- Location within Antarctica

Geography
- Range coordinates: 71°54′S 160°35′E﻿ / ﻿71.900°S 160.583°E

= Emlen Peaks =

Mountains in Antarctica

The Emlen Peaks is a group of scattered peaks and nunataks, 16 mi long and 7 mi wide.
It is 6 mi south of Daniels Range in the south end of the Usarp Mountains in northern Victoria Land, Antarctica.

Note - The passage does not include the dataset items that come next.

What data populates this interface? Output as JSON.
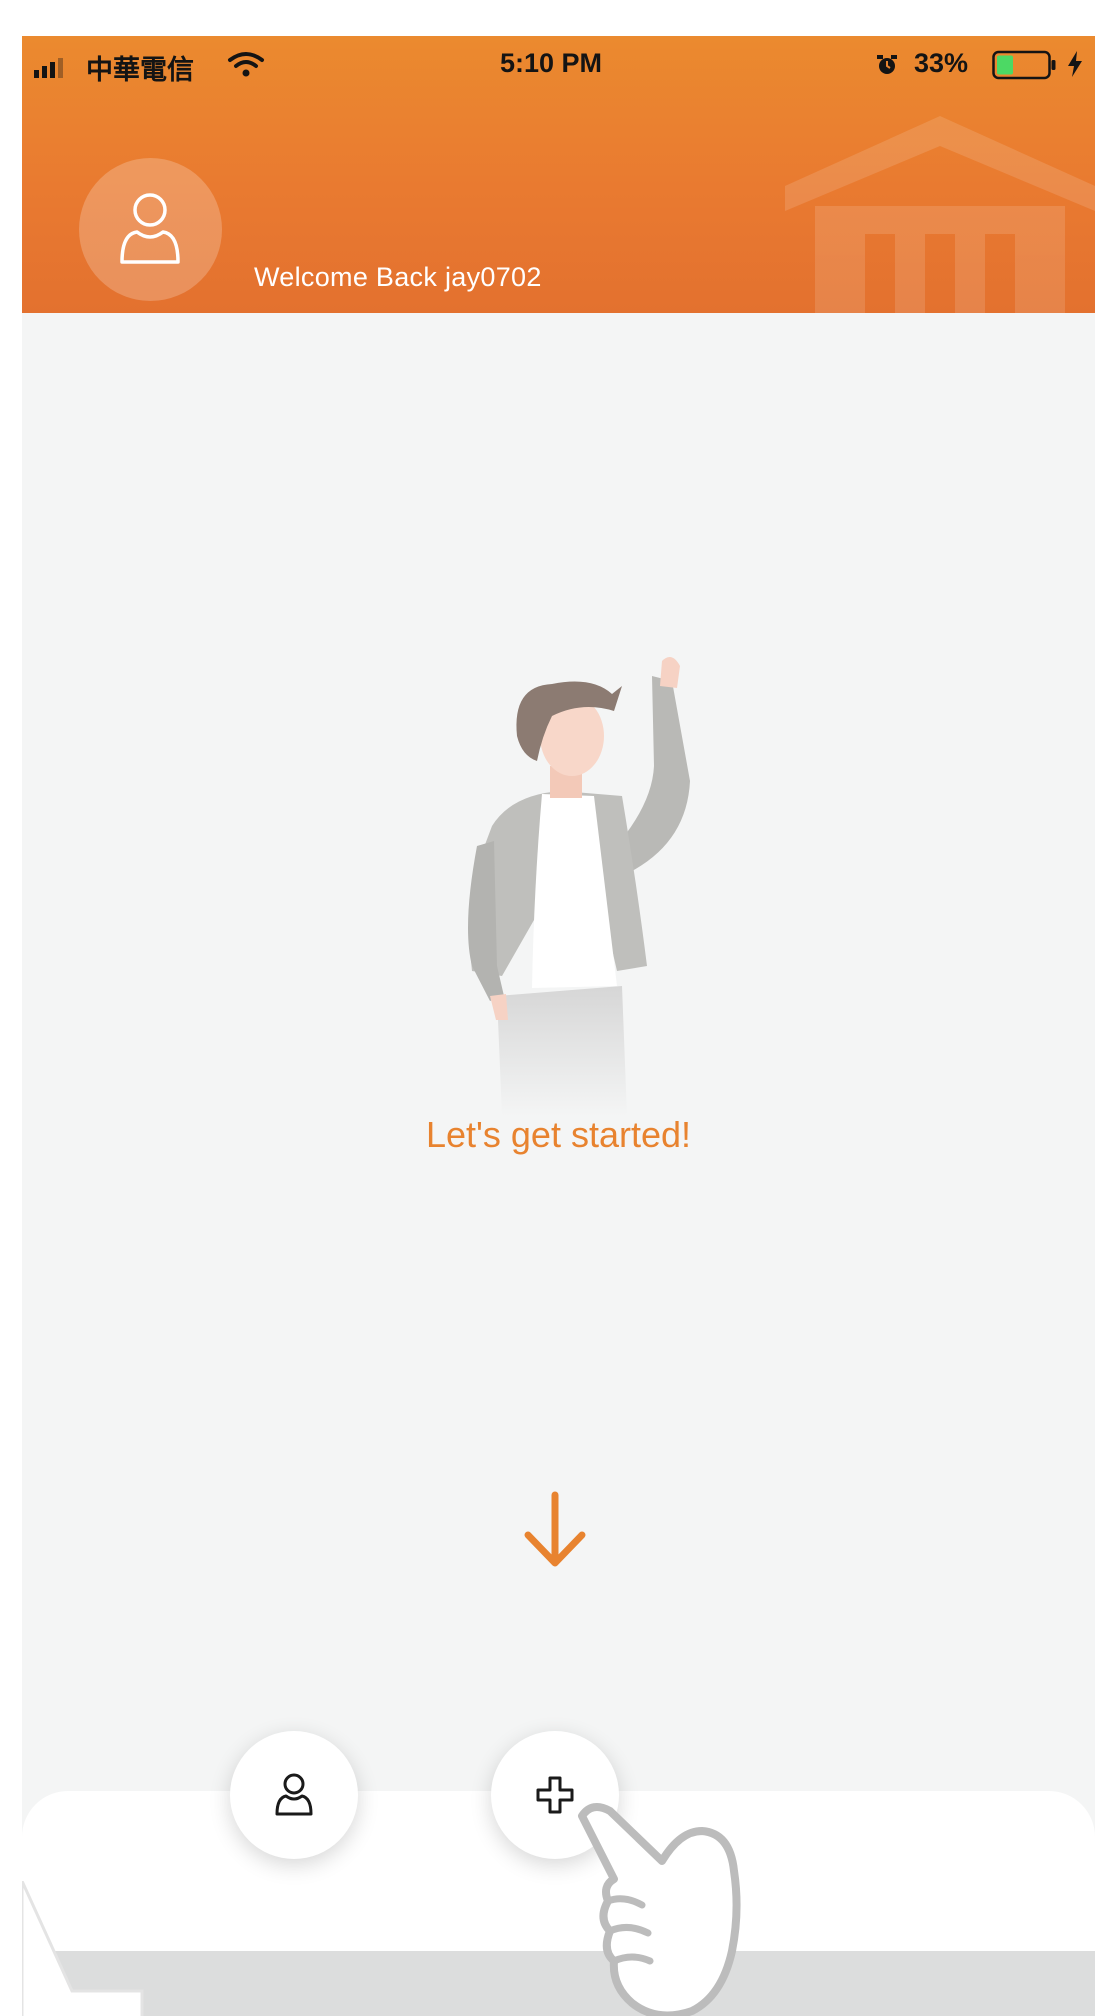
{
  "status_bar": {
    "carrier": "中華電信",
    "time": "5:10 PM",
    "battery_percent": "33%",
    "icons": [
      "signal-icon",
      "wifi-icon",
      "alarm-icon",
      "battery-icon",
      "charging-icon"
    ]
  },
  "header": {
    "welcome_text": "Welcome Back jay0702",
    "avatar_icon": "user-icon",
    "background_icon": "building-logo-icon"
  },
  "main": {
    "illustration": "waving-person-illustration",
    "message": "Let's get started!",
    "hint_icon": "arrow-down-icon"
  },
  "bottom_bar": {
    "buttons": [
      {
        "name": "profile",
        "icon": "user-icon"
      },
      {
        "name": "add",
        "icon": "plus-icon"
      }
    ],
    "overlay_icon": "pointing-hand-icon"
  },
  "colors": {
    "accent": "#e8832f",
    "header_top": "#eb8a2f",
    "background": "#f4f5f5",
    "battery_fill": "#4cd964"
  }
}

==Early exploration and name==

Emlen Peaks was mapped by the United States Geological Survey (USGS) from surveys and United States Navy air photos in 1960–63. It was named by the Advisory Committee on Antarctic Names (US-ACAN) after John Thompson Emlen Jr. (1908–1997), a biologist from the University of Wisconsin.
As a program leader he made penguin navigational studies on the Ross Ice Shelf, the interior of Victoria Land, and elsewhere in Antarctica in 1962–63.

==Glacier==

===Gressitt Glacier===

.
A broad glacier, about 45 mi long, draining the area between Daniels Range and Emlen Peaks in the Usarp Mountains and flowing northeast to enter the Rennick Glacier just north of the Morozumi Range. Mapped by USGS from surveys and U.S. Navy air photos, 1960–63.
Named by US-ACAN for biologist J. Linsley Gressitt, Program Director who made biological studies, particularly in the Ross Sea area, in six austral summers, 1959–60 to 1965–66.

==Features==

Named features, from north to south:

===Burris Nunatak===
.
A nunatak near the north extremity of Emlen Peaks, 2 mi northwest of Mount Cox, in the Usarp Mountains.
Mapped by USGS from surveys and U.S. Navy air photos, 1960–63.
Named by US-ACAN for James M. Burris, assistant to the USARP representative at McMurdo Station, 1967–68.

===Mount Cox===
.
A mountain (1,960 m) in the north-central part of Emlen Peaks, 5 mi north of Killer Nunatak.
Mapped by USGS from surveys and U.S. Navy air photos, 1960–63.
Named by US-ACAN for Alien N. Cox, ADJ2, USN, crew chief in R4D (Skytrain) aircraft during 1962–63 in support of the USGS Topo East-West survey. Cox returned to the Antarctic in the 1963–64 and 1964–65 seasons.

===Dodd Nunatak===
.
A nunatak 2.5 mi W of Mount Cox in the northwest portion of Emlen Peaks in the Usarp Mountains.
Mapped by USGS from surveys and U.S. Navy air photos, 1960–63.
Named by US-ACAN for Walter H. Dodd of the Public Information Office, National Science Foundation, who worked at McMurdo Station in the 1966–67 and 1967-68 austral summers.

===Killer Nunatak===
.
A granite nunatak (2,080 m) near the center of the Emlen Peaks, 5 mi northwest of Mount Phelen, in the Usarp Mountains.
Named by the northern party of the NZGSAE, 1963–64, for its distinctive outline resembling the dorsal fin of a killer whale.

===Mount Phelan===
.
A mostly ice-free mountain (2,000 m) located 5 mi southeast of Killer Nunatak in the south portion of Emlen Peaks, Usarp Mountains.
Mapped by USGS from surveys and U.S. Navy air photos, 1960–63.
Named by US-AC AN for Michael J. Phelan, geomagnetist/seismologist at South Pole Station, 1962; a member of the Byrd Traverse, 1963–64.

===Heuser Nunatak===
.
A small nunatak that lies 3 mi south of Mount Phelen and marks the south extremity of the Emlen Peaks in the Usarp Mountains.
Mapped by USGS from surveys and U.S. Navy air photos, 1959–64.
Named by US-ACAN for Charles M. Heuser, biolab technician at McMurdo Station, 1966–67.